A l’aide des données du marché norvégien, nous avons essayé de comprendre les effets de ces pratiques sur l’industrie, voici nos principales conclusions. Les différences de prix des médicaments entre les pays peuvent atteindre 300 % en Europe, en raison de plafonds réglementaires ou de règles gouvernementales strictes en matière de fixation des prix. Ces différences de prix créent des possibilités d’importations parallèles.
Pour les médicaments sous brevet, le commerce parallèle affecte le partage des bénéfices entre une société pharmaceutique innovante, les détaillants et les commerçants parallèles. Dans une nouvelle étude, nous montrons que, dans un pays qui ne réglemente pas les marges des pharmacies, les incitations à négocier des prix de gros plus bas jouent un rôle important pour favoriser la pénétration du commerce parallèle et que l’interdiction des importations parallèles profiterait aux fabricants.

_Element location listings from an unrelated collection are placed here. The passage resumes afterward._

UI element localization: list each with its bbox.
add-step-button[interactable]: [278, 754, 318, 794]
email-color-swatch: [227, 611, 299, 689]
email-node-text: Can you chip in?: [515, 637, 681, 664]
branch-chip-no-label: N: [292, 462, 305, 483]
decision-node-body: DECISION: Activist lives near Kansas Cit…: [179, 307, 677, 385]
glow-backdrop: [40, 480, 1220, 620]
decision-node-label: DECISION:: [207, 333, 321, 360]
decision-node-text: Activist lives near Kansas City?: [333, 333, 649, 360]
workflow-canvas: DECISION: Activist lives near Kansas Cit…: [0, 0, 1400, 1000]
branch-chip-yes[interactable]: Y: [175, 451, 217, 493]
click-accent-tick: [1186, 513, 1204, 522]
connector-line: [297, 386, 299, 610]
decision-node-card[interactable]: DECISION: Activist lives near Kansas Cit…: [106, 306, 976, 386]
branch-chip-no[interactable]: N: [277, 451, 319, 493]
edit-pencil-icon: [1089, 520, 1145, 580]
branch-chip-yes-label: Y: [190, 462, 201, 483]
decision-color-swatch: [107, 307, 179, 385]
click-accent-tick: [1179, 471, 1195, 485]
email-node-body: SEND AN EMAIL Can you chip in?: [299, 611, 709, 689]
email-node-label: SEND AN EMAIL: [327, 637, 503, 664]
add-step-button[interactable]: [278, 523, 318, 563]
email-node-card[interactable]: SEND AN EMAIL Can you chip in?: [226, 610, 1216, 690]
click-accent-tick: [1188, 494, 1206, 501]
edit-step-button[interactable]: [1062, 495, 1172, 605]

Un système qui pénalise les pays pauvres
Les remboursements au patient ne dépendant pas de l’origine du médicament, car il n’y a pas de différence de prix entre les médicaments locaux et ceux issus de la vente parallèle. Ce commerce ne bénéficie donc pas aux consommateurs, mais ce sont les pharmacies et entreprises d’import-export qui sont les principales bénéficiaires de ce type de commerce, au détriment des fabricants de médicaments. Les entreprises qui s’occupent d’importer les médicaments proposent des prix plus bas que ceux des producteurs mais, dans les pays où des chaînes de pharmacies ont une très grande part de marché, la majorité des bénéfices atterrissent dans les caisses des pharmacies qui n’ont pas de raison de répercuter cette différence de prix au niveau des consommateurs.
Ce bénéfice est d’autant plus élevé pour les pharmacies que ces prix d’achat avantageux leur permettent de mieux négocier avec les fabricants et de faire baisser les prix de gros, menaçant de se tourner sinon vers ces médicaments importés. Tous ces effets sont relativement négatifs dans la mesure où ils encouragent les fabricants de médicaments à ne pas adapter leurs prix aux différents marchés, privant ainsi potentiellement les pays les plus pauvres de certains produits.
Une menace pour la capacité d’innovation
Les importations parallèles créent un approvisionnement alternatif en amont pour les pharmaciens, ce qui peut avoir des implications importantes pour la distribution des profits sur le marché. Dans le cas des médicaments sous brevet, les droits de monopole du fabricant lui permettent de dégager des bénéfices élevés afin de financer les frais de recherche et développement.
Des recherches antérieures ont montré que l’innovation est effectivement incitée par cette espérance de récompense, et on peut donc en conclure que le développement de la vente parallèle de médicaments pourrait menacer, à terme, la capacité d’innovation des fabricants. Par exemple, sur le marché du Lipitor (breveté et commercialisé par Pfizer entre 2004 et 2007), nos travaux montrent que le bénéfice du fabricant aurait doublé en Norvège (+ 104 %) en l’absence de commerce parallèle.
Une possible baisse des dépenses de santé
Notre étude montre qu’une interdiction du commerce parallèle augmenterait substantiellement le bénéfice des fabricants, tout en entraînant une baisse des prix dans les pays sources comme la France. Le commerce parallèle entraîne donc des dépenses de santé plus élevées dans ces pays.
Nous montrons également qu’une baisse des prix de remboursement de 20 % dans certains pays, dont la Norvège par exemple, entraînerait mécaniquement une lourde chute du commerce parallèle et que cette différence serait majoritairement supportée par les pharmaciens et les entreprises de commerce parallèle. Le fabricant ne perdrait qu’une faible part de bénéfices, et les dépenses de santé du pays baisseraient de fait significativement. En compensant cette baisse des dépenses par des subventions fixes aux entreprises innovantes, l’Etat pourrait débourser moins tout en incitant à plus d’innovation.